A en croire le patron d’Ebomaf, « depuis la signature du marché en décembre 2013, jusqu’au lancement des travaux à grande pompe, beaucoup de choses se sont passées, notamment des vas-et-viens à la poursuite de la garantie des 500 millions d’euros. Mais jamais nous n’avons eu cette garantie, finalement, c’est unilatéralement que la Guinée a décidé d’octroyer, a notre grande surprise, une garantie équivalente à 65 millions d’euros, qui ne représente rien. Sachant que les équipements étaient déjà sur le terrain. Mais nous avons entrepris d’utiliser cette garantie afin de trouver une banque qui nous accompagne ».

« Pendant l’exécution des travaux, nous avons été saisis par le ministre de l’Economie et de Finances, à l’époque Mohamed Diaré. Je me suis rendu personnellement à son bureau et il m’a proposé de scinder le marché de Kankan-kissidougou en deux. Ce qu’il a appelé tranche-ferme de 65 millions d’euros et tranche-optionnelle ou conditionnelle de 240 millions d’euros. Il a reçu de ma part un non-recevoir…D’abord pour Kankan-Mandiana, l’Etat guinéen a dit de ne pas démarrer les travaux. Après j’apprends que c’est un membre du groupement non habilité, sans aucun pouvoir juridique qui est en train d’exécuter les travaux. C’est que, me laissant avec le marché original de Kankan-Mandiana, la Guinée a signé un autre contrat avec l’entreprise Guiter… Ce n’est pas juridiquement acceptable », a-t-il déploré.

Avant de faire savoir : « Au finish, ils m’ont dit au téléphone qu’ils ont adhéré au programme du FMI et que le FMI menace de remettre le programme si moi je ne signe pas ce contrat de Kankan-kissidougou scinder en deux. Pour que le FMI ne remette pas en cause la Guinée avec le nom du Groupe Ebomaf, j’ai accepté de signer les deux contrats trans-ferme et trans-optionnel. »

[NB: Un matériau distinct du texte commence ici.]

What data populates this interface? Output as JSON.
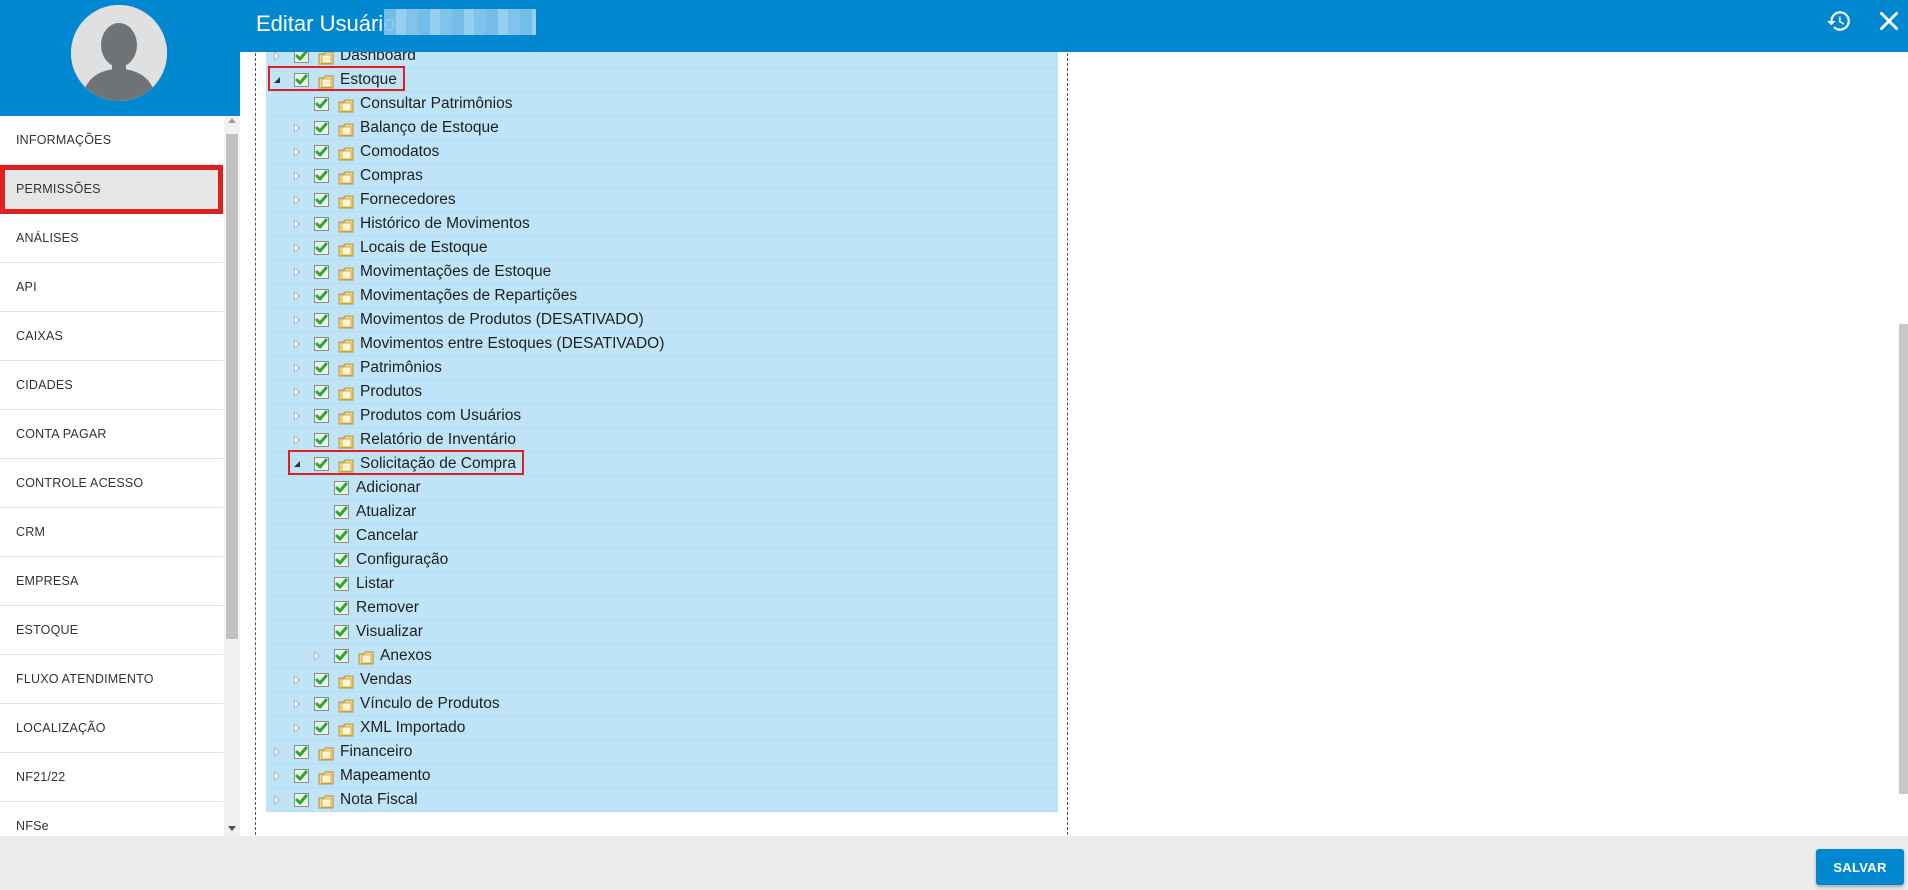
{
  "header": {
    "title": "Editar Usuário",
    "history_icon": "history-icon",
    "close_icon": "close-icon",
    "color": "#0288d1"
  },
  "sidebar": {
    "items": [
      {
        "label": "INFORMAÇÕES",
        "active": false
      },
      {
        "label": "PERMISSÕES",
        "active": true
      },
      {
        "label": "ANÁLISES",
        "active": false
      },
      {
        "label": "API",
        "active": false
      },
      {
        "label": "CAIXAS",
        "active": false
      },
      {
        "label": "CIDADES",
        "active": false
      },
      {
        "label": "CONTA PAGAR",
        "active": false
      },
      {
        "label": "CONTROLE ACESSO",
        "active": false
      },
      {
        "label": "CRM",
        "active": false
      },
      {
        "label": "EMPRESA",
        "active": false
      },
      {
        "label": "ESTOQUE",
        "active": false
      },
      {
        "label": "FLUXO ATENDIMENTO",
        "active": false
      },
      {
        "label": "LOCALIZAÇÃO",
        "active": false
      },
      {
        "label": "NF21/22",
        "active": false
      },
      {
        "label": "NFSe",
        "active": false
      }
    ]
  },
  "tree": {
    "rows": [
      {
        "label": "Dashboard",
        "level": 0,
        "state": "collapsed",
        "folder": true,
        "highlight": false
      },
      {
        "label": "Estoque",
        "level": 0,
        "state": "expanded",
        "folder": true,
        "highlight": true
      },
      {
        "label": "Consultar Patrimônios",
        "level": 1,
        "state": "leaf",
        "folder": true,
        "highlight": false
      },
      {
        "label": "Balanço de Estoque",
        "level": 1,
        "state": "collapsed",
        "folder": true,
        "highlight": false
      },
      {
        "label": "Comodatos",
        "level": 1,
        "state": "collapsed",
        "folder": true,
        "highlight": false
      },
      {
        "label": "Compras",
        "level": 1,
        "state": "collapsed",
        "folder": true,
        "highlight": false
      },
      {
        "label": "Fornecedores",
        "level": 1,
        "state": "collapsed",
        "folder": true,
        "highlight": false
      },
      {
        "label": "Histórico de Movimentos",
        "level": 1,
        "state": "collapsed",
        "folder": true,
        "highlight": false
      },
      {
        "label": "Locais de Estoque",
        "level": 1,
        "state": "collapsed",
        "folder": true,
        "highlight": false
      },
      {
        "label": "Movimentações de Estoque",
        "level": 1,
        "state": "collapsed",
        "folder": true,
        "highlight": false
      },
      {
        "label": "Movimentações de Repartições",
        "level": 1,
        "state": "collapsed",
        "folder": true,
        "highlight": false
      },
      {
        "label": "Movimentos de Produtos (DESATIVADO)",
        "level": 1,
        "state": "collapsed",
        "folder": true,
        "highlight": false
      },
      {
        "label": "Movimentos entre Estoques (DESATIVADO)",
        "level": 1,
        "state": "collapsed",
        "folder": true,
        "highlight": false
      },
      {
        "label": "Patrimônios",
        "level": 1,
        "state": "collapsed",
        "folder": true,
        "highlight": false
      },
      {
        "label": "Produtos",
        "level": 1,
        "state": "collapsed",
        "folder": true,
        "highlight": false
      },
      {
        "label": "Produtos com Usuários",
        "level": 1,
        "state": "collapsed",
        "folder": true,
        "highlight": false
      },
      {
        "label": "Relatório de Inventário",
        "level": 1,
        "state": "collapsed",
        "folder": true,
        "highlight": false
      },
      {
        "label": "Solicitação de Compra",
        "level": 1,
        "state": "expanded",
        "folder": true,
        "highlight": true
      },
      {
        "label": "Adicionar",
        "level": 2,
        "state": "leaf",
        "folder": false,
        "highlight": false
      },
      {
        "label": "Atualizar",
        "level": 2,
        "state": "leaf",
        "folder": false,
        "highlight": false
      },
      {
        "label": "Cancelar",
        "level": 2,
        "state": "leaf",
        "folder": false,
        "highlight": false
      },
      {
        "label": "Configuração",
        "level": 2,
        "state": "leaf",
        "folder": false,
        "highlight": false
      },
      {
        "label": "Listar",
        "level": 2,
        "state": "leaf",
        "folder": false,
        "highlight": false
      },
      {
        "label": "Remover",
        "level": 2,
        "state": "leaf",
        "folder": false,
        "highlight": false
      },
      {
        "label": "Visualizar",
        "level": 2,
        "state": "leaf",
        "folder": false,
        "highlight": false
      },
      {
        "label": "Anexos",
        "level": 2,
        "state": "collapsed",
        "folder": true,
        "highlight": false
      },
      {
        "label": "Vendas",
        "level": 1,
        "state": "collapsed",
        "folder": true,
        "highlight": false
      },
      {
        "label": "Vínculo de Produtos",
        "level": 1,
        "state": "collapsed",
        "folder": true,
        "highlight": false
      },
      {
        "label": "XML Importado",
        "level": 1,
        "state": "collapsed",
        "folder": true,
        "highlight": false
      },
      {
        "label": "Financeiro",
        "level": 0,
        "state": "collapsed",
        "folder": true,
        "highlight": false
      },
      {
        "label": "Mapeamento",
        "level": 0,
        "state": "collapsed",
        "folder": true,
        "highlight": false
      },
      {
        "label": "Nota Fiscal",
        "level": 0,
        "state": "collapsed",
        "folder": true,
        "highlight": false
      }
    ],
    "row_color": "#bfe4f8",
    "check_color": "#2fa62f",
    "folder_color": "#e8c56a",
    "highlight_color": "#e02020"
  },
  "footer": {
    "save_label": "SALVAR"
  }
}
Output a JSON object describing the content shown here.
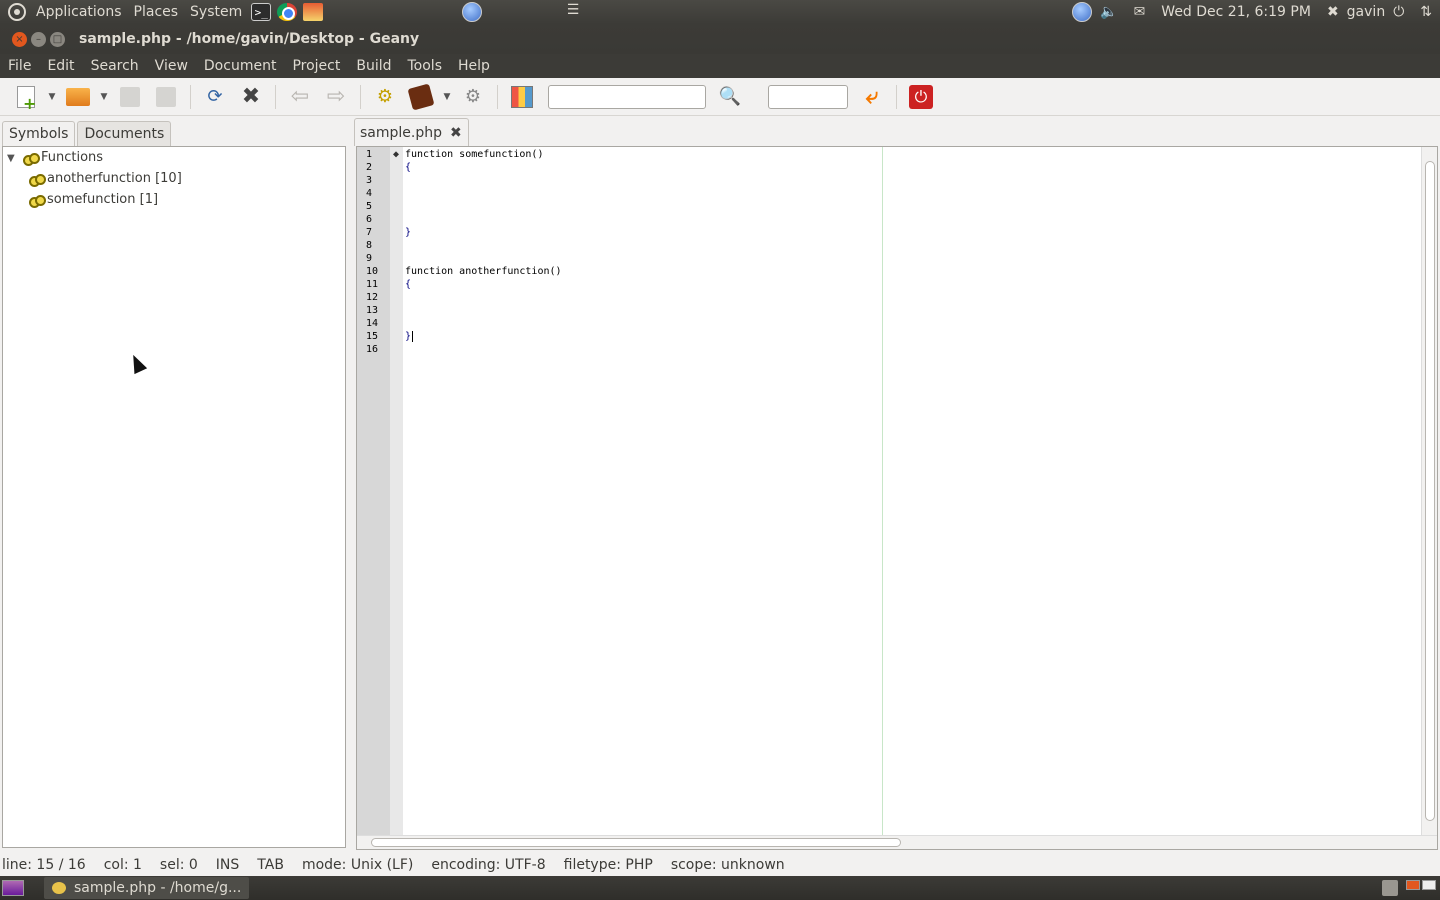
{
  "top_panel": {
    "menus": [
      "Applications",
      "Places",
      "System"
    ],
    "clock": "Wed Dec 21,  6:19 PM",
    "user": "gavin"
  },
  "window": {
    "title": "sample.php - /home/gavin/Desktop - Geany"
  },
  "menu_bar": {
    "items": [
      "File",
      "Edit",
      "Search",
      "View",
      "Document",
      "Project",
      "Build",
      "Tools",
      "Help"
    ]
  },
  "toolbar": {
    "search_value": "",
    "goto_value": ""
  },
  "sidebar": {
    "tabs": [
      "Symbols",
      "Documents"
    ],
    "active_tab": "Symbols",
    "tree": {
      "root": "Functions",
      "items": [
        "anotherfunction [10]",
        "somefunction [1]"
      ]
    }
  },
  "editor": {
    "tab_label": "sample.php",
    "lines": [
      {
        "n": "1",
        "text": "function somefunction()"
      },
      {
        "n": "2",
        "text": "{"
      },
      {
        "n": "3",
        "text": ""
      },
      {
        "n": "4",
        "text": ""
      },
      {
        "n": "5",
        "text": ""
      },
      {
        "n": "6",
        "text": ""
      },
      {
        "n": "7",
        "text": "}"
      },
      {
        "n": "8",
        "text": ""
      },
      {
        "n": "9",
        "text": ""
      },
      {
        "n": "10",
        "text": "function anotherfunction()"
      },
      {
        "n": "11",
        "text": "{"
      },
      {
        "n": "12",
        "text": ""
      },
      {
        "n": "13",
        "text": ""
      },
      {
        "n": "14",
        "text": ""
      },
      {
        "n": "15",
        "text": "}"
      },
      {
        "n": "16",
        "text": ""
      }
    ]
  },
  "status_bar": {
    "line": "line: 15 / 16",
    "col": "col: 1",
    "sel": "sel: 0",
    "ins": "INS",
    "tab": "TAB",
    "mode": "mode: Unix (LF)",
    "encoding": "encoding: UTF-8",
    "filetype": "filetype: PHP",
    "scope": "scope: unknown"
  },
  "taskbar": {
    "task_label": "sample.php - /home/g..."
  },
  "icons": {
    "app_menu": "ubuntu-logo-icon",
    "terminal": "terminal-icon",
    "chrome": "chrome-icon",
    "mail": "mail-icon",
    "volume": "volume-icon",
    "power": "power-icon"
  }
}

Parlant de l’exécution à 90% de ce contrat de tranche-ferme dont son entreprise avait la charge d’exécuter, il précise : « Les 65 millions équivalent à 12 km et nous, nous en avons fait 20 km d’ouvrage et de terrassement. Pourquoi la couche de roulement n’a été exécutée que sur ces 12 km, parce qu’au moment où nous avons passé une dizaine de mois à concasser les graviers et le sable… On a importé à travers le port de Conakry, 50 conteneurs de bitume de l’Europe jusqu’à Conakry et on les a transportés jusqu’à sur le chantier ; notre fameux Guiter a fait une autre démarche pour faire ce goudron. Et les autorités m’ont dit que je pouvais le laisser faire. Alors j’ai signé un chèque de 15 milliards de francs guinéens en faveur de Guiter et on lui a remis les 50 conteneurs, on lui a remis toutes les tonnes de gravier concassé par Ebomaf. Et c’est en ce temps qu’il nous ont autorisés à enlever nos matériels. »

Pour terminer, M. Mahamadou Bonkoungou a souligné que depuis la signature du marché en 2013, le président Alpha Condé ne lui avait jamais donné l’occasion de reparler de ce projet.